KEHH (92.3 FM; 89.3 KSBJ) is a terrestrial American radio station broadcasting a Christian adult contemporary format in full pentacast with sister stations KSBJ Humble, KWUP Navasota, KHIH Liberty, and KXBJ El Campo. Licensed to Livingston, Texas, United States, the station serves the areas of Livingston, Huntsville, and Lufkin, Texas. The station is currently owned by Hope Media Group (formerly KSBJ Educational Foundation).

==History==
KEHH was the longtime FM sister station to Polk County Broadcasting Company's 1440 KETX, owned by Harold J. Haley, Sr.

Originally proposed to operate from the 1440 KETX tower site, 0.8 miles NNE of Livingston on U.S. Highway 59 in September 1969, Haley was granted a License to Cover the new FM facility by the Federal Communications Commission, operating at 3 kilowatts of power, on frequency channel 221 (92.1 MHz), as KETX-FM, elevated at 145 meters height above average terrain, on October 19, 1970. Donald L. Gulihur was the Chief Engineer for the facility's construction.

KETX-FM would increase power to the current 32 kilowatts ERP, elevated at 185 meters height above average terrain, which included moving one operating channel up to the current 222 (92.3 MHz) on September 16, 1992.

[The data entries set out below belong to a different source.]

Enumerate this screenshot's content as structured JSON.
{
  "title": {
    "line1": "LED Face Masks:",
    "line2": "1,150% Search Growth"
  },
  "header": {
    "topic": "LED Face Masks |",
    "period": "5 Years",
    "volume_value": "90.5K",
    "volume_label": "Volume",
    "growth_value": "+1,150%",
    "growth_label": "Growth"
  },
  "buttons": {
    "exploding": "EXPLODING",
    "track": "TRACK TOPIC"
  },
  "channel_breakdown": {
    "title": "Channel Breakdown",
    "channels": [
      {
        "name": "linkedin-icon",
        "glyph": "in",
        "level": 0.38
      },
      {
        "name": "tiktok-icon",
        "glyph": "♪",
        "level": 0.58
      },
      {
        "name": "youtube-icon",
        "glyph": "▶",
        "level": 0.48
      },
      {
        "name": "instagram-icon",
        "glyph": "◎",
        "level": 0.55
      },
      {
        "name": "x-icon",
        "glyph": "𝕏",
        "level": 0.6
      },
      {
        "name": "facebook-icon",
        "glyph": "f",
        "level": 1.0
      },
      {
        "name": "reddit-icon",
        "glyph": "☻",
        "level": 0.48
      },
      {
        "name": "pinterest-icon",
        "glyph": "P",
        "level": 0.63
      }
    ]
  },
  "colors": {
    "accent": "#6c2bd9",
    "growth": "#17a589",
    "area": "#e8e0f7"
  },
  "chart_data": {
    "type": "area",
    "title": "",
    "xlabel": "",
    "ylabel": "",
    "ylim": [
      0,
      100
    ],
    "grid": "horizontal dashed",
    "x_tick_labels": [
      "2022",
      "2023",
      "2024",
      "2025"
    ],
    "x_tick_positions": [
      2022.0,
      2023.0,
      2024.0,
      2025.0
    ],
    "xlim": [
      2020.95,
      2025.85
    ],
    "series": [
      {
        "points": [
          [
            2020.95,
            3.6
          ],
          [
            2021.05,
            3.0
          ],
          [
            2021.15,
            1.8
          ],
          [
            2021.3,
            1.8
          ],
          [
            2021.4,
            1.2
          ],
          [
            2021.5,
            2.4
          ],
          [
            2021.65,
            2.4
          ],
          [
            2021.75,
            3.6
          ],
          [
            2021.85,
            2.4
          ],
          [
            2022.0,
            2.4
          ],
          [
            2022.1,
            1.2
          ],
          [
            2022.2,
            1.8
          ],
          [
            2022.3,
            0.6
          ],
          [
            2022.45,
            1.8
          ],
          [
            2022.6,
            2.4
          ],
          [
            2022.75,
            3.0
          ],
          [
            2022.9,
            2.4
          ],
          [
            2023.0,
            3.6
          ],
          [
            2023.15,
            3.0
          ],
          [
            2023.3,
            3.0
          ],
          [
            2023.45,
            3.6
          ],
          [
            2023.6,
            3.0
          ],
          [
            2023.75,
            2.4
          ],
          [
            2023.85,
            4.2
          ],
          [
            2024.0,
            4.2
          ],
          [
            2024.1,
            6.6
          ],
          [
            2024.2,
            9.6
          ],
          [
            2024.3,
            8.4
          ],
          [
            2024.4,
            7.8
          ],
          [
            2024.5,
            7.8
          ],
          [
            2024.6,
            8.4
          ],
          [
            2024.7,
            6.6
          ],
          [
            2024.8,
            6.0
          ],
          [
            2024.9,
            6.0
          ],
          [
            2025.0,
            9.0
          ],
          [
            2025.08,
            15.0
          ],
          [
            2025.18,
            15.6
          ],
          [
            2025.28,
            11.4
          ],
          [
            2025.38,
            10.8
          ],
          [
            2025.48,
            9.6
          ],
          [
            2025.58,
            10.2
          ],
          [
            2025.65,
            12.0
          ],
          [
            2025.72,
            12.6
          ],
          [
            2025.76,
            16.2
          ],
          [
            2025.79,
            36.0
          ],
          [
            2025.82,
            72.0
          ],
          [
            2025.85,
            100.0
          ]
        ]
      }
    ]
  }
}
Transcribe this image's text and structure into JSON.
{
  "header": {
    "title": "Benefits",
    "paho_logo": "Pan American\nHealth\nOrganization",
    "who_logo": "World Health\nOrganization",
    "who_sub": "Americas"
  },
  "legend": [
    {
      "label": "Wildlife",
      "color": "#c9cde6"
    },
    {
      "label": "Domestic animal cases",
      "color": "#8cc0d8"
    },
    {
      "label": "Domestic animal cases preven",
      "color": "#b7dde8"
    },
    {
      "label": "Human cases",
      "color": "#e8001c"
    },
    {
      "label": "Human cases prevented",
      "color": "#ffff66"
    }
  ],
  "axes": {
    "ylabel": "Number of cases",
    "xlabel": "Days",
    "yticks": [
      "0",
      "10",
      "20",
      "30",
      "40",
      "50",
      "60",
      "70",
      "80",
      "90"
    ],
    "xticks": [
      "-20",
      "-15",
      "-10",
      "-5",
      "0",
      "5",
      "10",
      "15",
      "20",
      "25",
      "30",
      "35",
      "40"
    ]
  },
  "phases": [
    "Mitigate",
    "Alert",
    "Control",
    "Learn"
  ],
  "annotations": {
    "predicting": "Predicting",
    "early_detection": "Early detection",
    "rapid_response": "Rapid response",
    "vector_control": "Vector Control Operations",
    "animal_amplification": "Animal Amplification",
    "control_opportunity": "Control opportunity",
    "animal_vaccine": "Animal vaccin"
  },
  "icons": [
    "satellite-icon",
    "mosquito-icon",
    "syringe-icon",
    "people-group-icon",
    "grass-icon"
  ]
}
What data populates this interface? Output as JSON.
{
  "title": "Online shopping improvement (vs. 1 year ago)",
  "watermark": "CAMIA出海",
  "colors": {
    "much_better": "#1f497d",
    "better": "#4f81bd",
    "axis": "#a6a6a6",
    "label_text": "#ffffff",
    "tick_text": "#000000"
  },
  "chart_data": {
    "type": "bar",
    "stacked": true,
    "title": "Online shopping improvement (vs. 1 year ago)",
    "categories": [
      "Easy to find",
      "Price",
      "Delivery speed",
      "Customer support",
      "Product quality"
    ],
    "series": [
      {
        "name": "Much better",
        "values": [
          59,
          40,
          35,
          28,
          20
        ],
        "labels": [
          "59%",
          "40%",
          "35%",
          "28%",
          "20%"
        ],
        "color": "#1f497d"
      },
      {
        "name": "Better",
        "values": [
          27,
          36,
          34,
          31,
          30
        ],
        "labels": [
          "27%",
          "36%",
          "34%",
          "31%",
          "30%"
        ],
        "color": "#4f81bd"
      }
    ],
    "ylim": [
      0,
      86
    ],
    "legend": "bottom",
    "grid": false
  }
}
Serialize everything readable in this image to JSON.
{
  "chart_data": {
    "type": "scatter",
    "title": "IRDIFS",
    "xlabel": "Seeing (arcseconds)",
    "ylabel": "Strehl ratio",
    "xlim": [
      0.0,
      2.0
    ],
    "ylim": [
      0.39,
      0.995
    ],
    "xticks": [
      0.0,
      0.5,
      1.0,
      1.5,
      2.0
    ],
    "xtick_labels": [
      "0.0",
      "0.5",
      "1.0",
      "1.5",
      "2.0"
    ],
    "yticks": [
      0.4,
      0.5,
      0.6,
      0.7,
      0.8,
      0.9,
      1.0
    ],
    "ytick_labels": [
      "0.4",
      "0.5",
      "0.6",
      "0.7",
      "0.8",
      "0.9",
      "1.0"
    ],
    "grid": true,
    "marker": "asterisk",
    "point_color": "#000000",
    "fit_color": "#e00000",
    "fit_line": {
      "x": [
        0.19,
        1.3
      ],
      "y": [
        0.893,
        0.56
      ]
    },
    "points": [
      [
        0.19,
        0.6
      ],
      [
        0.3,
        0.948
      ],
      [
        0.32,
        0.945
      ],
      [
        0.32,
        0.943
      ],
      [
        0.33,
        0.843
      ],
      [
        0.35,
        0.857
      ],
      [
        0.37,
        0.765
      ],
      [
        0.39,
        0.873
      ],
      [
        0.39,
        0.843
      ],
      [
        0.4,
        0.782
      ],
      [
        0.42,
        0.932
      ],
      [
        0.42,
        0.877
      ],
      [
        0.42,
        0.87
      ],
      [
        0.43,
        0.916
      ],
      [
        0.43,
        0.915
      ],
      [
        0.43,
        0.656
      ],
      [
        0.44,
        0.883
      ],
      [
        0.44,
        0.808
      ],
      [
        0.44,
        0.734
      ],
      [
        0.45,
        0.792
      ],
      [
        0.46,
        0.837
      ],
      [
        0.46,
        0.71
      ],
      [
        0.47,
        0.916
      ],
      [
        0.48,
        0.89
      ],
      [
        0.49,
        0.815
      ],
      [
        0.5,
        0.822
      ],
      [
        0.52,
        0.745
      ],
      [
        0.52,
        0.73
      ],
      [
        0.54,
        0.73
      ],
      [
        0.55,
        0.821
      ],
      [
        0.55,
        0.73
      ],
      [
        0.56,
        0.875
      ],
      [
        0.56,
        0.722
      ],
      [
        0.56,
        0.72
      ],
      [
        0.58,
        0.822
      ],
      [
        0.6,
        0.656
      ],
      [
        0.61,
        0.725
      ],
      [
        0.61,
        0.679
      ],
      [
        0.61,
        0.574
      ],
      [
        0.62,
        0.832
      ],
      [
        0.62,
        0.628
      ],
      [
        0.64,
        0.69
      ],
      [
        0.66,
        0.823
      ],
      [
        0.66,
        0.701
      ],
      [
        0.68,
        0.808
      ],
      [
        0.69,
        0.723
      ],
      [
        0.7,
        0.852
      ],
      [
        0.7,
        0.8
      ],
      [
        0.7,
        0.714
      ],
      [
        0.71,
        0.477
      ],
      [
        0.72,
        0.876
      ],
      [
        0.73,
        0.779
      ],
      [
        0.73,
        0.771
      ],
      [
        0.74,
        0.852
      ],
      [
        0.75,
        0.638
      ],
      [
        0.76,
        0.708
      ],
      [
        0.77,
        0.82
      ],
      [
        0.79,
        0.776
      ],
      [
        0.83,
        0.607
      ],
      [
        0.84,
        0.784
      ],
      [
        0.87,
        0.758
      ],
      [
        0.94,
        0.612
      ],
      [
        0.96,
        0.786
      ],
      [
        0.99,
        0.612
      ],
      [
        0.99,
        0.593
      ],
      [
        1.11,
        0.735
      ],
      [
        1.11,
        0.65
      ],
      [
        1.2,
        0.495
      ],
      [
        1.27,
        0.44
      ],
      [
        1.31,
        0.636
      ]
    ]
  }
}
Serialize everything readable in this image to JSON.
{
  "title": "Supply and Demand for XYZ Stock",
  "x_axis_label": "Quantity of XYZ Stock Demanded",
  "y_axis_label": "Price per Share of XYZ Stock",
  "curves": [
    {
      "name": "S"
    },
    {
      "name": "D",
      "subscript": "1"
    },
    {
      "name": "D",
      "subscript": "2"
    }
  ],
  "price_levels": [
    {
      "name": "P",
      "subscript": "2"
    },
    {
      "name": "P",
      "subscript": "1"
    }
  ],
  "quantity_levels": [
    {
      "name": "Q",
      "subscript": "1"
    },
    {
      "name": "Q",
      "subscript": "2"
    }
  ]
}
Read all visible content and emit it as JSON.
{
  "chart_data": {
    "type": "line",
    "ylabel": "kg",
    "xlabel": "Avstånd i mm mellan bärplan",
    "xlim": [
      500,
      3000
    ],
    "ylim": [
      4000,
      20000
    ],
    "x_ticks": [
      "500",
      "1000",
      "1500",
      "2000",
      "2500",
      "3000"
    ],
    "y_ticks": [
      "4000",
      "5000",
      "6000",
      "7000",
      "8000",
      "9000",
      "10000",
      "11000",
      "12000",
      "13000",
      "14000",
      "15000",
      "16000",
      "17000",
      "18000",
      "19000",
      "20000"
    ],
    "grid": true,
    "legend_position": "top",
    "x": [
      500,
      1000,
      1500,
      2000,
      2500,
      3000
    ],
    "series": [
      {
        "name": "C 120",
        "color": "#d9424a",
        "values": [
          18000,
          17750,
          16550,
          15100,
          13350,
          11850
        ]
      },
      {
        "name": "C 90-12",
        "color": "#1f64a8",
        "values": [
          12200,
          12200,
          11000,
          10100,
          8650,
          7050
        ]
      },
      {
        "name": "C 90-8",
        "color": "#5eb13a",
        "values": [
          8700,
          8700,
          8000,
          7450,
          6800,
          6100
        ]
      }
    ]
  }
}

KETX-FM and KETX were owned by Polk County Broadcasting Company until October 8, 2008, when the two facilities, plus the low power television station, were sold to Livingston Telephone, under the subsidiary Telcom Supply, Inc., after the deaths of Hal Sr. & wife Peggy Haley.

The KETX trio of facilities were locally owned and operated until KSBJ purchased this station in July 2019. KETX was next sold by Livingston Telephone to Ken Luck on October 2, 2019, who proceeded to flip the AM, and its newly licensed FM translator, to this facility's former Classic Rock format as "102.3 The Eagle".

KETX-FM changed from its longtime callset to the current KEHH on October 15, 2019.

KETX-LP remains the sole facility still owned and operated by the Livingston Telephone Company's subsidiary, Telcom Supply.